Речь идет о статье Р. Неснидаловой (1957), обсуждающей 7 случаев
избирательного мутизма, и о статье Л. Черны и Я. Мечиржа (1957).
Последние изучили 35 больных, находившихся на стационарном лечении.
Это были 19 мальчиков и 16 девочек в возрасте от 4-х до 11 лет,
в основном городские дети, большинство из которых родились от родителей,
имевших многочисленные нарушения поведения, речи, интеллекта. У
3-х больных была диагностирована олигофрения в степени дебильности,
у 10 имелось незначительное снижение интеллекта, не достигавшее
степени дебильности. Остальные дети были интеллектуально полноценны.
Типичным для большинства детей были тревожность, пугливость, нерешительность,
тормозимость в незнакомой обстановке, часто отмечались реакции протеста,
нарушение сна и аппетита и т. д. Основная масса обследуемых больных
заболела в возрасте от 5 до 8 лет.
Авторы приводят катамнестические данные, согласно которым через
2-3 года после выписки из стационара 27 бывших пациентов говорили
без явных затруднений и были практически здоровы, состояние 3-х
больных осталось без изменений, а об остальных не удалось получить
сведений (примерно такие же катамнестические данные приводит и В.
Lorand (1960): из 11 пациентов с мутизмом через 5-8 лет здоровыми
были 7, а у остальных констатировалось явное улучшение). Л. Черны
и И. Мечирж отмечают, что доля медикаментов в общем комплексе лечения
пациентов была невелика, главное внимание уделялось различным вариантам
психотерапии и в первую очередь игровой психотерапии, коллективным
занятиям в школе.
Авторы пытались классифицировать мутизм по разным признакам. По
интенсивности появления мутизма они подразделяют его на ситуационный
(кратковременный) и постоянный элективный (в условиях какой-либо
ситуации), а также тотальный. По длительности проявлений выделяются
транзиторный и континуальный мутизм. Механизмы неэндогенного мутизма,
по L. Сегпу и J. Mecir, могут быть невротические и психотические
(в рамках реактивных психозов): авторы считают, что лучшим способом
профилактики непсихотического мутизма является ознакомление педагогов
и воспитателей с существом этой проблемы. С такими детьми следует
заниматься еще с 4-5-летнего возраста, для того чтобы ко времени
поступления в школу ликвидировать некоторые из их личностных особенностей
("боязнь всего нового и парализацию речевых центров в присутствии
незнакомых людей").
Кучера-Мудр (цит. по Т. П. Симеон, 1958) на основании изучения 5
детей с психогенным мутизмом выделяет 3 клинических варианта элективного
мутизма: 1) элективный мутизм как примитивная реакция защиты у интеллектуально
сниженного ребенка с чертами повышенной тормозимости; 2) элективный
мутизм как переходная стадия от тотального истерического мутизма
к полному выздоровлению; 3) элективный мутизм как "частный
случай истерии страха, т. е. фобического избегания слов, в границах
которого концентрируется конфликт".
Т. П. Симеон (1958) рассматривает мутизм как "нечасто"

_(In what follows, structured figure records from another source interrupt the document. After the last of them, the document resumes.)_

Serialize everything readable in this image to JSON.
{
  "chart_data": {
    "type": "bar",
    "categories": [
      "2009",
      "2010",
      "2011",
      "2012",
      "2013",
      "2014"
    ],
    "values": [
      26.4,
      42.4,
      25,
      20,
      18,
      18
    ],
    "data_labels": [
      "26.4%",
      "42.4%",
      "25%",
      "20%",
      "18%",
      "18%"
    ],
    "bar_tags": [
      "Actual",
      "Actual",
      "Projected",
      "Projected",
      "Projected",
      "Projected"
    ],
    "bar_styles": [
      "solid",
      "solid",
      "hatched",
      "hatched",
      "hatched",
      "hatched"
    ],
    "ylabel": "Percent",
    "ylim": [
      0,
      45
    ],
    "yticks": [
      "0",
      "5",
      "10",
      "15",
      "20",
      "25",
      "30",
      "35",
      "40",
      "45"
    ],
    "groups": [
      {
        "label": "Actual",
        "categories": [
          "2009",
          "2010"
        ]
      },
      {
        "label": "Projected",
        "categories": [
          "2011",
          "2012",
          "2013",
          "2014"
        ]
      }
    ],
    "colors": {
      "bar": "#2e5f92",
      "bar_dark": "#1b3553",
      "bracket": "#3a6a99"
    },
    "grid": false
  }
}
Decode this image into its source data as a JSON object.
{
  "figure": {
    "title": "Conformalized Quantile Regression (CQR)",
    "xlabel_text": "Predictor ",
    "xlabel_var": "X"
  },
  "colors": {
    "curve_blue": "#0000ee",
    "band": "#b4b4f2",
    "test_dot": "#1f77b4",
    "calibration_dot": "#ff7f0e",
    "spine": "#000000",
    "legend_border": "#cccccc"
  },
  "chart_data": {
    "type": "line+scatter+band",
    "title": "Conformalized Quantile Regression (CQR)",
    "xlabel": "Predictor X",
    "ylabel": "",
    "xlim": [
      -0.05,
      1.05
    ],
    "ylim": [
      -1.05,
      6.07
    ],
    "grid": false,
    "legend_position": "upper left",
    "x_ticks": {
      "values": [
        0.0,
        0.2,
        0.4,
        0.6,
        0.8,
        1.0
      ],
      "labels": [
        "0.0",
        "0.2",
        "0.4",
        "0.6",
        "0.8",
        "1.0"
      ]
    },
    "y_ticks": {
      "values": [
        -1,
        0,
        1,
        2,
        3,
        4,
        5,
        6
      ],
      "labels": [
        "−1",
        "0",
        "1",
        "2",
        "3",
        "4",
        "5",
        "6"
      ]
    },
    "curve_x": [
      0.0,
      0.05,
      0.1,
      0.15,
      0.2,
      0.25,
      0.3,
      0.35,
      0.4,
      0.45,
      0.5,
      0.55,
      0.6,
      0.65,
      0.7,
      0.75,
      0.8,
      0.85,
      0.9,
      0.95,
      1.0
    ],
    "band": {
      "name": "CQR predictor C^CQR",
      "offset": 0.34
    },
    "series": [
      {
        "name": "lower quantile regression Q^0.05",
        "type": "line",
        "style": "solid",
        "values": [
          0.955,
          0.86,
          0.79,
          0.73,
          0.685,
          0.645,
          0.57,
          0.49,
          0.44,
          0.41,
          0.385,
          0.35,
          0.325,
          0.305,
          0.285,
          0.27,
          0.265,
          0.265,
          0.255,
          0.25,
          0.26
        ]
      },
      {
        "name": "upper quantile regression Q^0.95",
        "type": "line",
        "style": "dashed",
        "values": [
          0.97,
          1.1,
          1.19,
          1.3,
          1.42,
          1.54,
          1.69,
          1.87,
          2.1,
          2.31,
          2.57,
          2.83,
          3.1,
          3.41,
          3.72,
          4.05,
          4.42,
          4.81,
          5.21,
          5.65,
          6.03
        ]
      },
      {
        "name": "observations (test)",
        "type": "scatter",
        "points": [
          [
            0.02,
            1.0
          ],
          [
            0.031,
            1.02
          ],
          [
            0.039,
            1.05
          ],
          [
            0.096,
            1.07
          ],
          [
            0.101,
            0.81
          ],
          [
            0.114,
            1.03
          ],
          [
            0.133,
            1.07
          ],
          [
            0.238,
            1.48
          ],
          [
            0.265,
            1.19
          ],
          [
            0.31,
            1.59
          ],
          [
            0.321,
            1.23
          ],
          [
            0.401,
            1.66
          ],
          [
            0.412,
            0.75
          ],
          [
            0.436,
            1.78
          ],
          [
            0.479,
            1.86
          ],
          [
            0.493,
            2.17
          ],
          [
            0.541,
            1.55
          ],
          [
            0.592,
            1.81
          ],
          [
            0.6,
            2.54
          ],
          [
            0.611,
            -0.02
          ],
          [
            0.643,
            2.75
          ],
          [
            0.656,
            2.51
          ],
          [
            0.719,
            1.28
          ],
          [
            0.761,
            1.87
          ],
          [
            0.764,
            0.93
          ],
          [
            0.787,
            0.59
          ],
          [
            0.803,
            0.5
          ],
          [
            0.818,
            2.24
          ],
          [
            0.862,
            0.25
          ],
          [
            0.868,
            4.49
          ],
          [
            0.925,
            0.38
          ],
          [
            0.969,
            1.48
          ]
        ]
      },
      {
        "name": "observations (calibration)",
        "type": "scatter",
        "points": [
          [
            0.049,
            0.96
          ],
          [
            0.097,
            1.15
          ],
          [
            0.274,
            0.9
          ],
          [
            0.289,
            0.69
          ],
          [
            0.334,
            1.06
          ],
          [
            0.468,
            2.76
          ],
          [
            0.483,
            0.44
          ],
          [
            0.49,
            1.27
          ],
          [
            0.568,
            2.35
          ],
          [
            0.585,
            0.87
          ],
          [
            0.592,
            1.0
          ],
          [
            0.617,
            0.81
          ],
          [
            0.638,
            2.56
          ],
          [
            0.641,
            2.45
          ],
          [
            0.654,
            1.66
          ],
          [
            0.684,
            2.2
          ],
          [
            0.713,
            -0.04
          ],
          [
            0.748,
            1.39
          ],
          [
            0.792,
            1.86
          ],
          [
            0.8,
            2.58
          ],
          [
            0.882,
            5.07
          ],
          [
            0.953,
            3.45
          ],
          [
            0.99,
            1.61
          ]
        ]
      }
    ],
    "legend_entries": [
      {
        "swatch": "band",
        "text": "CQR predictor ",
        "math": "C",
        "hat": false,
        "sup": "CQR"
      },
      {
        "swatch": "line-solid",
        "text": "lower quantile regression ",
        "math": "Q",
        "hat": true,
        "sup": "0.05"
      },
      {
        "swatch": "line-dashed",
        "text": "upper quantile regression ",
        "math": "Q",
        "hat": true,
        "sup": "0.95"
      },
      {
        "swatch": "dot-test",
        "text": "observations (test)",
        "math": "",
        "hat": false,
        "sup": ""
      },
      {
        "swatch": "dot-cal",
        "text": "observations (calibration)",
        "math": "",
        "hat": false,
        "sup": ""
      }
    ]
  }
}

встречающееся затяжное невротическое состояние, возникающее под
влиянием сверхсильных для ребенка психогенных раздражителей. Важное
значение она придает органически измененной почве, на которой часто
возникает мутизм у детей. Подходя к неврозам с позиций нейрофизиологического
учения И. П. Павлова, Т. П. Симеон подчеркивает роль патологического
торможения, развивающегося в коре больших полушарий под влиянием
психической травмы и захватывающего речевой анализатор. Распространением
торможения и его инертностью она объясняет наличие в клинической
картине мутизма других психопатологических проявлений: общей двигательной
заторможенности, боязливости, длительной фиксации мутизма.
Г. Е. Сухарева (1959) рассматривает мутизм в разделе острых психогенных
реакций шокового и субшокового характера. По ее мнению, мутизм может
возникнуть при умеренно интенсивном шоковом психогенном воздействии,
при котором наблюдается "парциальное торможение". Типичным,
по Г. Е. Сухаревой, является то, что торможению подвергаются филогенетически
наиболее молодые системы и функции, прежде всего функция речи. Она
подчеркивает разницу в проявлениях психогенного мутизма у детей
младшего и более старшего возраста. У детей школьного возраста и
подростков клиническая картина будет значительно сложнее и разнообразнее.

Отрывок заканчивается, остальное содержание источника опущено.